Золотое пепелище — страница 22 из 37

– Вот теперь вполне прилично. Смотри, какая девица из тебя получилась, прям куколка.

Валя, глянув на себя в зеркало, переводила с мамы на Сашу глаза-тарелки с таким видом, что было ясно: вот-вот разрыдается.

– Ну, не разводи сырость, – нарочно грубо приказал он, – поехали. В таком виде тебя точно никто не узнает.

По дороге на станцию она все равно тряслась как осиновый лист и озиралась, так что Чередникову приходилось ее придерживать, чтобы не улетела.

– Саша, они точно нас не найдут? Не увидят? – лепетала она.

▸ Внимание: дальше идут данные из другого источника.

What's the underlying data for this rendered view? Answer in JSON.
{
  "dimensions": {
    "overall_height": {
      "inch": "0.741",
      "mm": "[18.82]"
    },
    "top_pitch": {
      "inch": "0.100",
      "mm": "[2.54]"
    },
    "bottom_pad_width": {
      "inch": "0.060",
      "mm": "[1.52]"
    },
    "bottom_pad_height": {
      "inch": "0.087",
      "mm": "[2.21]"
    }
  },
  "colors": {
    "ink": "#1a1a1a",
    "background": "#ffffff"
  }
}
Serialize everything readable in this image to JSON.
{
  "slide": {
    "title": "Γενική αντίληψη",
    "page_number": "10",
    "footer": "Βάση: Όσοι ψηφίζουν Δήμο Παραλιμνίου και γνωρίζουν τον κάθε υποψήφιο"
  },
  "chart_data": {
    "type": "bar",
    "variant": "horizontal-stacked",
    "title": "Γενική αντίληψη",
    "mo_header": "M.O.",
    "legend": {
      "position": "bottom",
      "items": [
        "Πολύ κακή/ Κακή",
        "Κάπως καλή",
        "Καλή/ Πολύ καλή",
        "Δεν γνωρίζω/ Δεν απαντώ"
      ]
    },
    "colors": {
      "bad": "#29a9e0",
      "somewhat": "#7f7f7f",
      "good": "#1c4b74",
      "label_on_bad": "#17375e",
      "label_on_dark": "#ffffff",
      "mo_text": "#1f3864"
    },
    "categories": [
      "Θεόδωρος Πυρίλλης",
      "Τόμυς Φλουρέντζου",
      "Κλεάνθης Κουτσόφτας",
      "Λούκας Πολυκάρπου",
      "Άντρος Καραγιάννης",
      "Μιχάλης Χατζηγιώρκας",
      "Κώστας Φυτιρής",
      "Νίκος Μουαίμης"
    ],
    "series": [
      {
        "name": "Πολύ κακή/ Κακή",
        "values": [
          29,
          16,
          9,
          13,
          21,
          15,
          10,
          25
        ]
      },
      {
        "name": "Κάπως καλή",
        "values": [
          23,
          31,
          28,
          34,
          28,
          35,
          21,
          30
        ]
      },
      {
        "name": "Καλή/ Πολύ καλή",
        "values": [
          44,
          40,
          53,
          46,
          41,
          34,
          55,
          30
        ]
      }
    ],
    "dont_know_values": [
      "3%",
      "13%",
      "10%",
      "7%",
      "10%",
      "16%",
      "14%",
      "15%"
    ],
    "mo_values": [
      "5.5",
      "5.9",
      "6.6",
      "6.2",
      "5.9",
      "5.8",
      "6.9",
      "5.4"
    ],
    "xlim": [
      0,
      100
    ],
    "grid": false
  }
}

– Успокойся, тебя сейчас родная мать не узнает, – брякнул он и прикусил язык. Хорошо, что девчонка мелкая еще и совершенно точно необидчивая.

Все время от Крюкова до Ленинградского вокзала Валя просидела, ухватившись за его руку, на каждый стук двери сжимала пальцы так, что глаза на лоб вылезали.

– Тихо, тихо, все хорошо, я в обиду тебя не дам, – приговаривал он и ощущал, как слабеет мертвая хватка.

– Правда?

– Правда-правда, – заверил Шурик, точно сам выяснял этот вопрос, – сейчас мы приедем к самому главному милицейскому начальнику, я ему расскажу, что ты честная девочка, за тебя поручаюсь.

– Ты же меня не знаешь, – заметила Валя тоненьким голоском.

– Я же милиционер, поэтому все-все знаю. Чего трясешься?

– Мерзну.

Так уж жалко ее стало. Чередников, вздохнув, сграбастал девчонку в охапку, чмокнул в пахнущую керосином макушку, искренне пожалел:

– Бедный ты ребенок. Поспи, ну их всех.

Сколько не давали спать несчастной девочке – бог весть. Всю ночь проспала у Чередниковых на квартире и теперь, повозившись, отключилась.

А везение все не прекращалось.

На Петровке немедленно отыскали и вызвали педагога из ближайшей школы – кстати выяснилось, что как раз в ней Валя и училась, и учитель ее тотчас вспомнила.

И все-таки Валя, уцепившись за чередниковский палец, спросила:

– Мне идти? Она меня не отдаст?

И он терпеливо сказал:

– Не бойся. Мы предупредили Татьяну Михайловну, она не выдаст. Мы все тут для того, чтобы тебя защитить, помоги нам.

– А что говорить?

Саша объяснил:

– Отвечай на вопросы, которые будет тебе задавать вот этот дяденька, за этими дверями, хорошо?

– За этими? – уточнила она, тыча в дверь пальцем.

– Валечка, не переживай, – подала голос учительница, – я буду с тобой. Пойдем?

– Идти? – снова спросила она, и вновь у Чередникова.

– Иди, Валечка, иди. Никто тебя не обидит, – заверил он.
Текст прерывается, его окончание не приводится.